On June 7, 2017, Secretary of Labor Alexander Acosta announced the withdrawal of the AI on joint employment. However, the now-withdrawn AI’s broad interpretation of joint employment indicates how the plaintiff’s bar and some judges will continue to approach the issue.
- Fourth Circuit FLSA Case. In January 2017, the U.S. Court of Appeals for the Fourth Circuit adopted an expansive new joint employer standard under the FLSA in Salinas v. Commercial Interiors, Inc.
The new test finds joint employer status under the FLSA where “two or more persons or entities are not completely disassociated …” with respect to their separate workplaces. The Fourth Circuit’s test seems to make any relationship or collaboration between two businesses a joint employment relationship because the two entities will not be completely disassociated.
To make matters worse, Salinas states that “one factor alone can serve as the basis for finding that two or more … entities are ‘not completely disassociated.’” This test is even broader than the joint employer test under Browning-Ferris, and has contributed to a growing patchwork of joint employer standards across the country.
CONSEQUENCES FOR WORKERS, ENTREPRENEURS, AND LOCAL EMPLOYERS
- Small business owners may have less freedom to operate their businesses. If a franchisor is responsible for the employment decisions of its franchisees, the franchisor will have no choice but to exert greater control over the franchise small business.
- Fewer individuals will have the opportunity to own their own business. Concerns have been raised that the new joint employer standard will upend successful business models that have empowered countless Americans to achieve the American Dream of owning a business. There are also concerns that employers will be discouraged from contracting with small businesses for various services.
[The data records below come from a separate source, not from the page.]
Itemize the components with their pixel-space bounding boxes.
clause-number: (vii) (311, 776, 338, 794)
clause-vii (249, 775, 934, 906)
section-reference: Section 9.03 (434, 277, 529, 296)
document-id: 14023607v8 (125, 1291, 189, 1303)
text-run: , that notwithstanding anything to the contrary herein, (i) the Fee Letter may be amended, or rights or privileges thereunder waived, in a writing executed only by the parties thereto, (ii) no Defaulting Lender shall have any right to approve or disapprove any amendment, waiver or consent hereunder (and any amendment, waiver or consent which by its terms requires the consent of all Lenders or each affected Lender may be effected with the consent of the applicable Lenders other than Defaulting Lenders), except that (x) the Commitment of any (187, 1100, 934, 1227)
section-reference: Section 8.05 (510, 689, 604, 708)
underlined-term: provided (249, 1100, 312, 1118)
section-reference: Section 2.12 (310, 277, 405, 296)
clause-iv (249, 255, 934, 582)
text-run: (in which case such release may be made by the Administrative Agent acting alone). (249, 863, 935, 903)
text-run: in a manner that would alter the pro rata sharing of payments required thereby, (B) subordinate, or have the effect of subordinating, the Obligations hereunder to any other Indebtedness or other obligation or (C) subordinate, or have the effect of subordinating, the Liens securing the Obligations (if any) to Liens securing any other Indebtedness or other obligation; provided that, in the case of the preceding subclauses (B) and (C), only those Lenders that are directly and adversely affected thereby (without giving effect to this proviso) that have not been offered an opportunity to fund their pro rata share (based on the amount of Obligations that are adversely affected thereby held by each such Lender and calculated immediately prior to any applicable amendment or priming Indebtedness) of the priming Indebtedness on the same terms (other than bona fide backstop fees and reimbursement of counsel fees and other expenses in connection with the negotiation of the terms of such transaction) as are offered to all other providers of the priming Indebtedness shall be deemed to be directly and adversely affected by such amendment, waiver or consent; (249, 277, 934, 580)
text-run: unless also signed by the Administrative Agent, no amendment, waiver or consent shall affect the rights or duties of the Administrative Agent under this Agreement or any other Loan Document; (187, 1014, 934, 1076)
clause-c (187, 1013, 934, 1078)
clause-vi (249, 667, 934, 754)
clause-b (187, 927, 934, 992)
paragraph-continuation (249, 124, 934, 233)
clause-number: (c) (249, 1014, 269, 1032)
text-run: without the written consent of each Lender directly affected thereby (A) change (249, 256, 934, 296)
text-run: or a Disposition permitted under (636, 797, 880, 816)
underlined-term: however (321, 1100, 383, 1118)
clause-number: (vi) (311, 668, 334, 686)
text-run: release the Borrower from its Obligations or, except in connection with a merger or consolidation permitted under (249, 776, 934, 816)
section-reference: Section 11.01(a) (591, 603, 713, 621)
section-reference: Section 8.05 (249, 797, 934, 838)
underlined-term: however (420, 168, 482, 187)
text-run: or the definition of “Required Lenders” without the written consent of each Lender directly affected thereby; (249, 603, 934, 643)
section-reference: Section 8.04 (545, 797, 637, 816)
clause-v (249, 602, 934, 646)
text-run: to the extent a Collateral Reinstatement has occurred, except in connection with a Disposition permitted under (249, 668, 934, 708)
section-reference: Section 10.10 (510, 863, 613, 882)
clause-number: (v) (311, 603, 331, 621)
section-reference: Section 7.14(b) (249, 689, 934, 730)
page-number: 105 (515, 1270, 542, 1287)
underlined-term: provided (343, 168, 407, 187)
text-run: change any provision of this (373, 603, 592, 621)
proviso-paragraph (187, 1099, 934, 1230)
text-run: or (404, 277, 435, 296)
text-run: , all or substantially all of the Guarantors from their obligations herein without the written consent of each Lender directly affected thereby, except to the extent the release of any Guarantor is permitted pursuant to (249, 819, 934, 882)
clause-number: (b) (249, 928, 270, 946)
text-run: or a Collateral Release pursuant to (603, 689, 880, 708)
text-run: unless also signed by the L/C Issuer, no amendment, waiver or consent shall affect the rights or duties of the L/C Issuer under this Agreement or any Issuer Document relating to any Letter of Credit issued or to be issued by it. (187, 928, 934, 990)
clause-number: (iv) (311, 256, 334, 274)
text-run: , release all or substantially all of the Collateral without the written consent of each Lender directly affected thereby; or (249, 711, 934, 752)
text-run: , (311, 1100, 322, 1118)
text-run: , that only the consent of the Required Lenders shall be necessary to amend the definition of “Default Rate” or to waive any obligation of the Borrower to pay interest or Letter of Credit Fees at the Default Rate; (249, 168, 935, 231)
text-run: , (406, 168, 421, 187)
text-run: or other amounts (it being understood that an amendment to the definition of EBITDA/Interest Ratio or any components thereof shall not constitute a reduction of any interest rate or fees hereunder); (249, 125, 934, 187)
- Higher costs for consumers and fewer jobs for workers. If a franchisor is suddenly responsible for managing the daily operations of its franchisees, the franchisor will face higher administrative costs that will be passed onto the franchisee and ultimately result in higher prices for consumers or fewer jobs for workers. According to the American Action Forum, the new joint employer standard could result in 1.7 million fewer jobs.
SOLUTION: THE SAVE LOCAL BUSINESS ACT
Rep. Bradley Byrne (R-AL), chairman of the Subcommittee on Workforce Protections, introduced the Save Local Business Act. The legislation will reaffirm that two or more employers must have “actual, direct, and immediate” control over employees to be considered joint employers under the National Labor Relations Act and Fair Labor Standards Act. The Save Local Business Act, as approved by committee, amends the NLRA and FLSA by defining joint employer relationships as follows:
“A person may be considered a joint employer in relation to an employee only if such person directly, actually, and immediately, and not in a limited and routine manner, exercises significant control over essential terms and conditions of employment, such as hiring employees, discharging employees, determining individual employee rates of pay and benefits, day-to-day supervision of employees, assigning individual work schedules, positions, and tasks, or administering employee discipline.”
As a result, the bill will:
- Roll back a convoluted joint employer scheme that threatens job creation and undermines the American Dream.
- Restore a commonsense definition of employer to provide certainty and stability for workers and employers.
- Protect workers and local employers from future overreach by unelected bureaucrats and activist judges.